Three Questions for Performance Management

Ask any manager about their least favorite tasks, and more than likely they’ll put performance evaluations at or near the top of the list.

Why? Lots of reasons, not the least of which is the ‘Gotcha!’: an assumption that you need to find something deficient in each staff member, and come up with a prescription for fixing it, thereby improving performance. All too often, you’re going to find something that the person thinks they are doing very well (and they may be right), or something they have no interest in doing better. At worst, you’re expected to assign tasks or reassign job responsibilities to develop one person’s undesired something, which may well be a task or a job that someone else on your team really enjoys (or would enjoy) doing!

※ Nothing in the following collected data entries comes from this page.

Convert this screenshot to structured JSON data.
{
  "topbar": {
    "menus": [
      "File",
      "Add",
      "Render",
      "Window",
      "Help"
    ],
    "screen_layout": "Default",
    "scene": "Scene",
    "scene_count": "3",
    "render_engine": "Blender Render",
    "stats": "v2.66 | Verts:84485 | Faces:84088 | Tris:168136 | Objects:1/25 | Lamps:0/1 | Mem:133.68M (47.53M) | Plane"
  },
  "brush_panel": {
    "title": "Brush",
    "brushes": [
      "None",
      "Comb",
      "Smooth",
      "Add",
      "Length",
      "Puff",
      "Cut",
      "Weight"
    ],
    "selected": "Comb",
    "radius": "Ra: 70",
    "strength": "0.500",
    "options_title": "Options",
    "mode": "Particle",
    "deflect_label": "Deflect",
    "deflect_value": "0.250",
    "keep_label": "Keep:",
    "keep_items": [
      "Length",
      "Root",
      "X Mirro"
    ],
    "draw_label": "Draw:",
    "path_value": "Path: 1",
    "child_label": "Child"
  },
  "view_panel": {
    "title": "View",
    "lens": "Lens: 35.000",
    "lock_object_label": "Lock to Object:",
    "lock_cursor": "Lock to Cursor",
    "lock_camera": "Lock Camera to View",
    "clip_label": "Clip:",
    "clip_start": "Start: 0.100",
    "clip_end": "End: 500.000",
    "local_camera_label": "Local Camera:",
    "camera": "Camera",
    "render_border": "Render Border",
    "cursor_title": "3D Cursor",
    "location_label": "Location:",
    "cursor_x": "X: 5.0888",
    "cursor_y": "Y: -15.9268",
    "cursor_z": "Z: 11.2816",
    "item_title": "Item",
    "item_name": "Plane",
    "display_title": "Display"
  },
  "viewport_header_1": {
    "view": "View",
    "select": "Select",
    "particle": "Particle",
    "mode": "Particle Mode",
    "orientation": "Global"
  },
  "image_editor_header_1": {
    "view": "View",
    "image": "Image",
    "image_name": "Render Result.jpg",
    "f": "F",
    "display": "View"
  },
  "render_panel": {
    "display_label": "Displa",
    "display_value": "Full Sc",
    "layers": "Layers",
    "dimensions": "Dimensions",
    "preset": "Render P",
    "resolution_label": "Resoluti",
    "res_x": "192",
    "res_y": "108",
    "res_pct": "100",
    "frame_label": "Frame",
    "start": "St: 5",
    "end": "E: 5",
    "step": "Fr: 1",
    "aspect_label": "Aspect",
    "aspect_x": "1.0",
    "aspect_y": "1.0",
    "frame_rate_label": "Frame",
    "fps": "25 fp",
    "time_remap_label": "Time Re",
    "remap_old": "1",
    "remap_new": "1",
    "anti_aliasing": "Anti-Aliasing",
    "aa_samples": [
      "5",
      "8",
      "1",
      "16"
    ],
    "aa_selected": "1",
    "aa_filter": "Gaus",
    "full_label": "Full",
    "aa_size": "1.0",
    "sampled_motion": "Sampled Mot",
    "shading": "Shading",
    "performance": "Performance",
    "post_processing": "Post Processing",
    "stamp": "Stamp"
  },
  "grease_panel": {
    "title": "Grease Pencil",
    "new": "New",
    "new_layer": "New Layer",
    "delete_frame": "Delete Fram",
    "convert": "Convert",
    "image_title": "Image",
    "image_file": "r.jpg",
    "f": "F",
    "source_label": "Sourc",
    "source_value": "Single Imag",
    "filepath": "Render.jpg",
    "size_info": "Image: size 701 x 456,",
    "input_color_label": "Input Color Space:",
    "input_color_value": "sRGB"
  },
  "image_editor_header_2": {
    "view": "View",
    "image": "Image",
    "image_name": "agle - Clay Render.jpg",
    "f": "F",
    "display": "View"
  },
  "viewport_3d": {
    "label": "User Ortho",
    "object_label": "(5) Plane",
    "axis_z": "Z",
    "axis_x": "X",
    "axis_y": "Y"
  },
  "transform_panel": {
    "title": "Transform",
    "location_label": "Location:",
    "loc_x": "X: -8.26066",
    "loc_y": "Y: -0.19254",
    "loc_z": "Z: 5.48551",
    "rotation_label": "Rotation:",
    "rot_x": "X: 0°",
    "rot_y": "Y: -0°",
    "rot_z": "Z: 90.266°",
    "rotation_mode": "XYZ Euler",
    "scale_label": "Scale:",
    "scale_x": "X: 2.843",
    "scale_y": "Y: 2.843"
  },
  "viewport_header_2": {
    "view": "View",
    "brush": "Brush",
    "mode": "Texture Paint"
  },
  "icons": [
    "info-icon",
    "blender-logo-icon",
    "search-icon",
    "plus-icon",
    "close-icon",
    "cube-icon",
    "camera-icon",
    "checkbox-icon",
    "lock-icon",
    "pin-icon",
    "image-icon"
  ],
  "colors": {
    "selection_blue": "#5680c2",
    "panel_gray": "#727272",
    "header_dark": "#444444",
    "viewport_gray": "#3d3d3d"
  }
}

Here’s an even better approach. Just ask these three questions:

  • Are you doing enough of what you like?
  • Are you doing too much of what you don’t like?
  • What can we do to change these things and make them better?

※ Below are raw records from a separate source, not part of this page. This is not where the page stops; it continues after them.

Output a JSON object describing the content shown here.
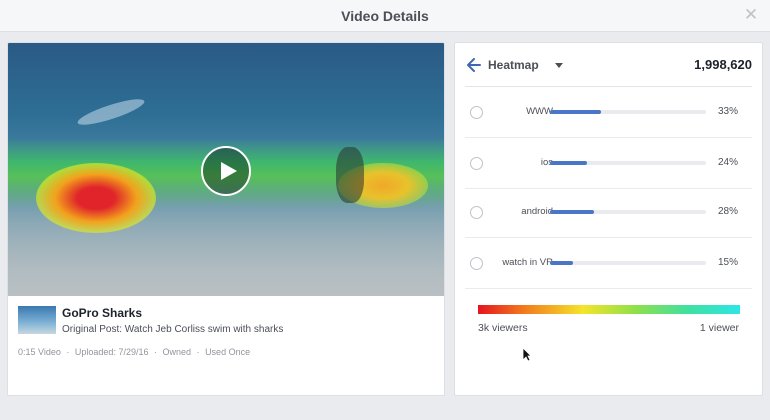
{
  "dialog": {
    "title": "Video Details",
    "close_icon": "close-icon"
  },
  "video": {
    "play_icon": "play-icon",
    "title": "GoPro Sharks",
    "subtitle": "Original Post: Watch Jeb Corliss swim with sharks",
    "meta": {
      "duration": "0:15 Video",
      "uploaded": "Uploaded: 7/29/16",
      "owned": "Owned",
      "used": "Used Once",
      "separator": "·"
    }
  },
  "heatmap": {
    "label": "Heatmap",
    "back_icon": "back-arrow-icon",
    "caret_icon": "caret-down-icon",
    "total": "1,998,620",
    "rows": [
      {
        "label": "WWW",
        "percent": "33%",
        "fraction": 0.33
      },
      {
        "label": "ios",
        "percent": "24%",
        "fraction": 0.24
      },
      {
        "label": "android",
        "percent": "28%",
        "fraction": 0.28
      },
      {
        "label": "watch in VR",
        "percent": "15%",
        "fraction": 0.15
      }
    ],
    "legend": {
      "left": "3k viewers",
      "right": "1 viewer"
    }
  },
  "colors": {
    "bar_fill": "#4a76c8",
    "bar_track": "#e9ebee",
    "gradient": [
      "#e6141f",
      "#f27c1d",
      "#f4e42b",
      "#8fe04a",
      "#3fe0a0",
      "#2ee6e6"
    ]
  }
}
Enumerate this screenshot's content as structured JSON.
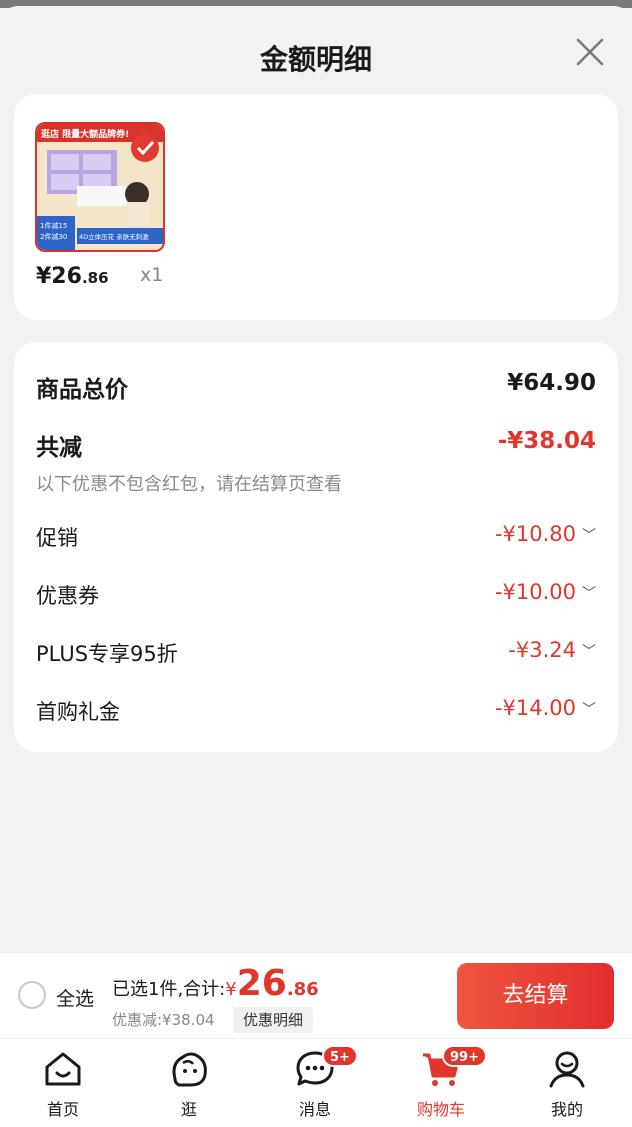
{
  "sheet": {
    "title": "金额明细"
  },
  "product": {
    "price_main": "¥26",
    "price_cents": ".86",
    "quantity": "x1",
    "image_texts": {
      "banner": "逛店 限量大额品牌券!",
      "promo_line1": "1件减15",
      "promo_line2": "2件减30",
      "tag": "4D立体压花 亲肤无刺激"
    }
  },
  "summary": {
    "total_label": "商品总价",
    "total_value": "¥64.90",
    "discount_label": "共减",
    "discount_value": "-¥38.04",
    "note": "以下优惠不包含红包，请在结算页查看",
    "items": [
      {
        "label": "促销",
        "value": "-¥10.80"
      },
      {
        "label": "优惠券",
        "value": "-¥10.00"
      },
      {
        "label": "PLUS专享95折",
        "value": "-¥3.24"
      },
      {
        "label": "首购礼金",
        "value": "-¥14.00"
      }
    ]
  },
  "bottom_bar": {
    "select_all": "全选",
    "selected_prefix": "已选1件,合计:",
    "yen": "¥",
    "total_int": "26",
    "total_cents": ".86",
    "discount_text": "优惠减:¥38.04",
    "detail_chip": "优惠明细",
    "checkout": "去结算"
  },
  "tabbar": {
    "tabs": [
      {
        "label": "首页",
        "icon": "home-icon"
      },
      {
        "label": "逛",
        "icon": "browse-icon"
      },
      {
        "label": "消息",
        "icon": "message-icon",
        "badge": "5+"
      },
      {
        "label": "购物车",
        "icon": "cart-icon",
        "badge": "99+",
        "active": true
      },
      {
        "label": "我的",
        "icon": "profile-icon"
      }
    ]
  },
  "colors": {
    "accent": "#e1362c",
    "background": "#f2f2f2"
  }
}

If someone isn’t doing enough of what they really like, they are probably:

(a) in the wrong job,

(b) looking for another job,

(c) not very productive, or

(d) all of the above!

If someone on your team is doing too much of what they don’t like, the problem may not reside in the individual, but rather, in the team. The causes: a team that is missing people with key needed Roles; the team’s vision, mission, or goals have not been communicated clearly enough; or, there is less-than-optimal coherence on the team.

The good news is that you can change these conditions and make the team work better for everyone.

Start with a little team analysis: Teamability® Self-coaching reports for the whole team, yourself included. Then compare who you have (the Roles) with what you need (the right Roles for the team’s mission). Finally, look at what needs to be done, figure which person is best prepared (by Role) to achieve each need, and confirm with people that they have the right tools – and teammates – to do their job better.

The whole point of performance evaluation is to improve performance. Try this approach and the improvement will be obvious to management, to your staff, and to you!